Somewhere in Los Angeles, Dave Navarro, best known as the lead guitarist for the legendary rock band Jane’s Addiction, resides in a home that’s become a piece of art in and of itself. He’s become an avid art collector since the success of Jane’s Addiction, acquiring a substantial number of originals and rarities from the many masters of modern art. But it’s what’s painted on his walls, not what hangs on them, that exemplifies a true passion.
“If I’m remembering correctly, it all started about four years ago. I’m an art collector, I have been since the 90’s. I started hanging out with a bunch of local street artists because I was having them do work in my home. If you look over here,” he said as he gave me a small tour of some of his collection, mainly consisting of original prints, tags, and murals that have been painted on his walls, “there’s an Al Diaz, and then Cornbread did that.

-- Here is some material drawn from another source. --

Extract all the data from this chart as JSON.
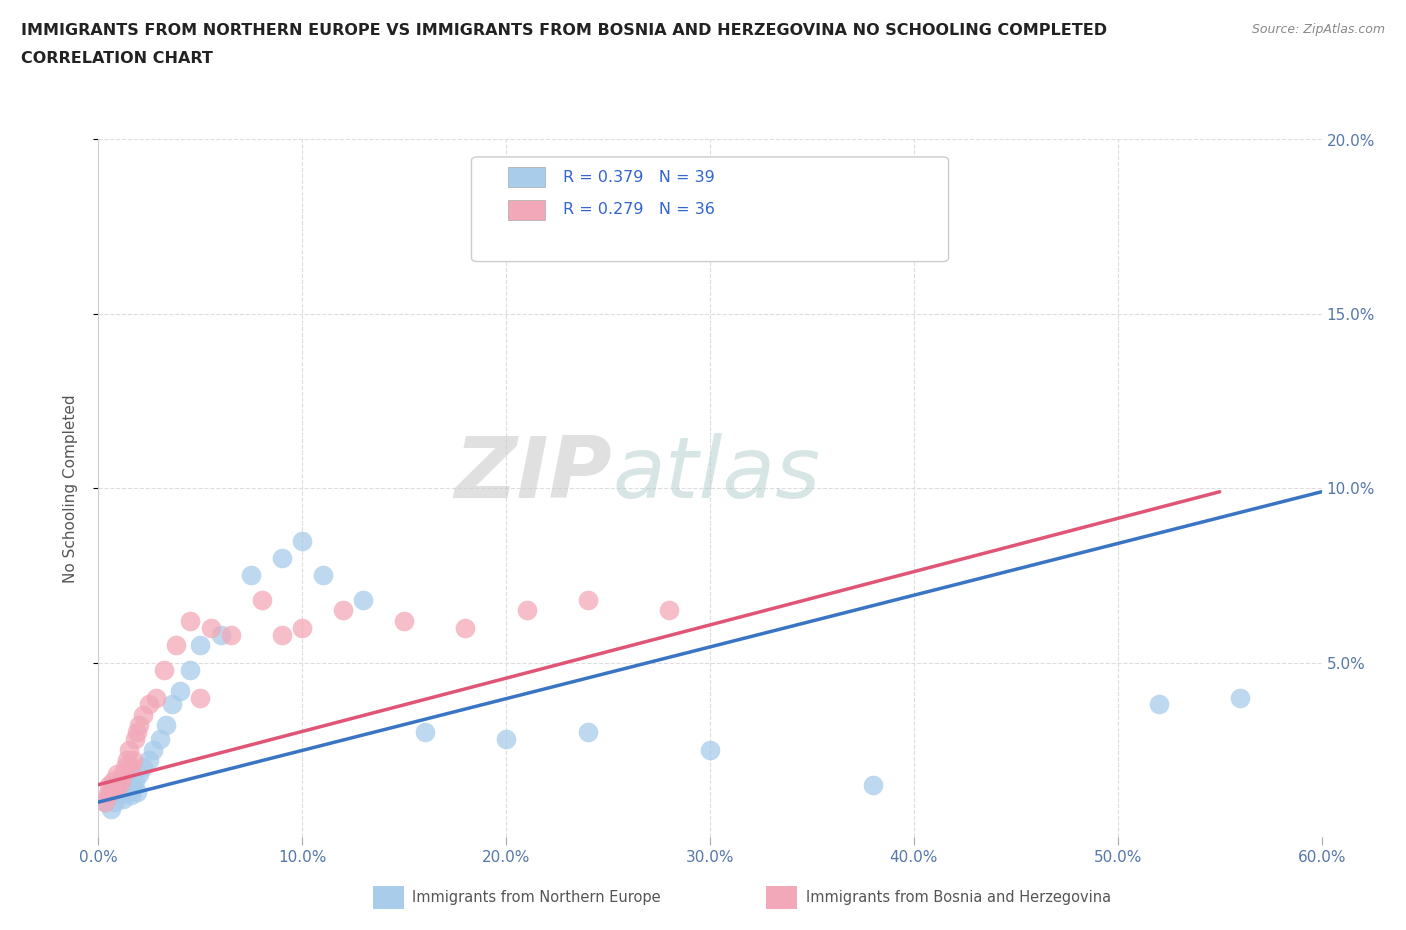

You can see Chaz and the infamous Chaka. I reached out to all my friends and they’d come over and hit my house.”
The renegade style of art has always fascinated Navarro. It’s easy to see when you look at the content and trajectory of Jane’s Addiction, which was undoubtedly influenced by the punk and street aesthetics that were being popularized in the early 80’s during the economic crisis of the Reagan administration, as well as the not-so-distant hippie counterculture of the 60’s. Rebellious art had been extremely prevalent in the era he grew up in, undoubtedly shaping a young Navarro the become what he is. When it comes to street art, he told me he had recalled seeing Robbie Conal’s “Contradiction” poster featuring Ronald Reagan in the 80’s, and this had informed him on just how influential this type of art could be. He had witnessed many of graffiti and street art’s legends in their heyday, and had grown up admiring them.
“Since the 80’s, I’ve been watching the streets. That’s when you had Richard Hamilton, the SAMO duo, Keith Haring, and all these people doing great work. I remember that shit because I was in my 20’s. I watched it happen globally, because I was in different cities and different countries any given day touring with Jane’s Addiction,” witnessing the rise of graffiti and street art had a lasting impact on Navarro, “I didn’t just decide to go out and try this, I was inspired and influenced by a lot of artists around LA and out in New York.”
Navarro was hailed by Henry Rollins as “one of the last great guitarists,” a fitting title indeed. But as he’s grown older, he’s had to accommodate the success of a music career. From a young age he’s been constantly travelling, practicing, collaborating, and enduring the public spotlight, all on top of what we would call the struggles of modern life. He’s overcome drug addiction, had to manage with the loss of loved ones, and had his own bouts of mental health issues. Fame and fortune are desired by most of us, but it can be a lonely life to lead. The pressure one feels is seen but often not understood, leading to an exacerbation of life’s problems. Now in his fifties, having lived through the rockstar life, Navarro feels the urge to express himself now more than ever. He described his decision to begin as a street artist:
“When I was a kid, my dad worked in an advertising agency. I grew up at these drafting tables with exacto blades and all these other tools I was taught to use at six years old. It was like, being an art collector, being a big fan of street art, and being an artist myself, my decision came from a combination of all these things,” he elaborated on the catharsis he felt being on his own on the street, “after being in bands for so long, which is a very collaborative effort that I love, it was nice to have an opportunity to express myself on a singular level.”